Astrong earthquake in 749 AD destroyed large parts of Jerash, while subsequent earthquakes along with the wars and turmoil contributed to additional deterioration. Its destruction and ruins remained buried in the soil for hundreds of years until they were discovered by the German Orientalist Ulrich Jasper Seetzen in 1806 to begin excavation and to return life to the city by inhabitants of old villages.
Seven decades later a community of Muslims, Circassians immigrated to Jordan from Caucasus in 1878 after the Ottoman-Russian war settled in Jerash. Also, a large community of people of Syria settled in Jerash at the beginning of the 20th century.
Jerash has developed dramatically in the last century and the growing importance of the tourism industry to the city. Jerash is now the second-most popular tourist attraction in Jordan, closely behind the splendid ruins of Petra. The ruins have been carefully preserved and spared from encroachment, with the modern city sprawling to the west of ancient Jerash’s city walls.
In addition to inhabitants of old villages, Jerash became a destination for many successive waves of foreign migrants. The first wave started during the first half of the twentieth century when the Syrians (Shwam) and the Circassians camped nearby the old ruins. The new immigrants have been welcomed by the local people and settled down in the city. Later, Jerash also witnessed waves of Palestinian refugees who flow to the city in 1948 and 1967.

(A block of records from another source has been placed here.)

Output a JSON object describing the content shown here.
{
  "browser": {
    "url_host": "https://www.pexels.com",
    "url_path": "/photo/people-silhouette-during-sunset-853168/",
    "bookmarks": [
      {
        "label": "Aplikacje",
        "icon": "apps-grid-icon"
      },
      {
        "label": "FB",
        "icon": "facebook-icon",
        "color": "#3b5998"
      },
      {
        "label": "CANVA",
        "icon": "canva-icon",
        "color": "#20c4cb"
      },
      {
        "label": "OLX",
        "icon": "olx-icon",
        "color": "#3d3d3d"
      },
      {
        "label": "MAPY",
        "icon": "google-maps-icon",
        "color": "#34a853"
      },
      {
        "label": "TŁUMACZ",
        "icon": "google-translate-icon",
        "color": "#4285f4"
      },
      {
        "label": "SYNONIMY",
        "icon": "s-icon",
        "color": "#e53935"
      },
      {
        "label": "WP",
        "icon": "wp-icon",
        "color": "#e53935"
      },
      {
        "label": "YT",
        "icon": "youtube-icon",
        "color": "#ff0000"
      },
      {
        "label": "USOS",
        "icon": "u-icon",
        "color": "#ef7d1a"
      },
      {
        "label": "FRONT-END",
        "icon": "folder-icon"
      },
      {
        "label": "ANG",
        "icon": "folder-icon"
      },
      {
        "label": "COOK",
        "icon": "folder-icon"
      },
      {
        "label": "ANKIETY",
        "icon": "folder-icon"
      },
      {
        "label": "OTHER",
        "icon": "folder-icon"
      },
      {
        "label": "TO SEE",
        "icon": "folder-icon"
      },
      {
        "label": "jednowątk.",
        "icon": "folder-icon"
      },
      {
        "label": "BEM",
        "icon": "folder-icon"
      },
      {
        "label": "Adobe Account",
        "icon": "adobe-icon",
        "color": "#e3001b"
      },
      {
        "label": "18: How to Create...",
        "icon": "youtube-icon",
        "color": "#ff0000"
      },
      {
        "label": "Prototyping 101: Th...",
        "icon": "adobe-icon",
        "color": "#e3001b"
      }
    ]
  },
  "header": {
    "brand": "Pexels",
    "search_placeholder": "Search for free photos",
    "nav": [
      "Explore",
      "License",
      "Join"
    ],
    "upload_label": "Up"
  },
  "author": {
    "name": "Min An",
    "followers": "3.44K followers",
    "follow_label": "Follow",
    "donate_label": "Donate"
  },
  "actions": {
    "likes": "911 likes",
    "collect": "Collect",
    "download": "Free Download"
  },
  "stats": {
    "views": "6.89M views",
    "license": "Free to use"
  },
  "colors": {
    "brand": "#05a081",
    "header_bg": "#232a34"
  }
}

However, recently the city of Jerash has been expanded to include many of the surrounding villages including Souf, Dairelliat, Thougretasfour, Jaba, Aljbarat and Majar. Other important villages in the governate include: Kitteh, Sakib, Nahlé, Burma, Mustabah, Jubba, Raimoun, Kufr Khall, Balila, and Qafqafa.
Since 1981, the old city of Jerash has hosted the Jerash Festival, a three week long summer program of dance, music, and theatrical performances. The festival is frequently attended by members of the royal family of Jordan and is hailed as one of the largest cultural activities in the region.
Performances of the Roman Army and Chariot Experience (RACE) take place at the hippodrome in Jerash. The show running twice daily features 45 legionaries in full armour in a display of Roman Army drill and battle tactics, 10 gladiators fighting “to the death” and several Roman chariots competing in a classical seven lap race around the ancient hippodrome.
Jerash has an ethnically diverse population, with the majority being Arabs. Circassians and Armenians also exist in a slightly larger percentage compared to other cities in Jordan. The majority of Jerash population is Muslims; however the percentage of Christians (Orthodox and Catholics) in Jerash city is also among the highest in Jordan.
Jerash economy depends largely on the tourists who visit the ancient city. It is also an agricultural city with more than 1.25 million olive trees in Jerash Governorate. However, its proximity (just half an hour ride) from two of the largest cities in Jordan, Amman and Irbid, contributed to slowing down its development, as investments tend to go to the larger cities.
Ancient Jerash remains untouched by the hand of time. Greater Greco-Roman cities in the region such as Gadara and Philadelphia, have vanished almost without trace, but the remoteness of Jerash has saved it from being used as a stone quarry for nearby towns and villages, and it is one of the most complete examples of a provincial Roman city to be seen anywhere.
The site now lies today near a modern highway that links Amman with the northern boundary of the Kingdom towards Syria; the drive takes 40 minutes from Amman. Jerash is certainly worth the visit and will reward visitors with impressive partly rebuilt ruins and excellent views from the top seats of the south theatre. Walking down the colonnaded main street still with over 500 Ionic and Corinthian columns in situ all being over 10m high gives the impression of the magnitude of Gerasa architecture.
Overall the most prominent remains in the Greco-Roman Gerasa include:
- The Corinthian columns
- Hadrian’s Arch
- The hippodrome
- The two large temples (dedicated to Zeus and Artemis)
- The nearly unique oval Forum, which is surrounded by a fine colonnade
- The long colonnaded street or cardo
- Two theatres (the Large South Theatre and smaller North Theatre, right next to the Birktein double pools)
- Two East and the West Bath houses
- Many Byzantine churches
The modern city has a population of ~ 40,000 inhabitants while the wider Municipality (including surrounding villages) is estimated to have a population of 150,000. The modern city planning follows the Turkish settlement, overlaying the eastern part of the ancient city; the archaeological site encompasses the area west of the wadi that visitors see today.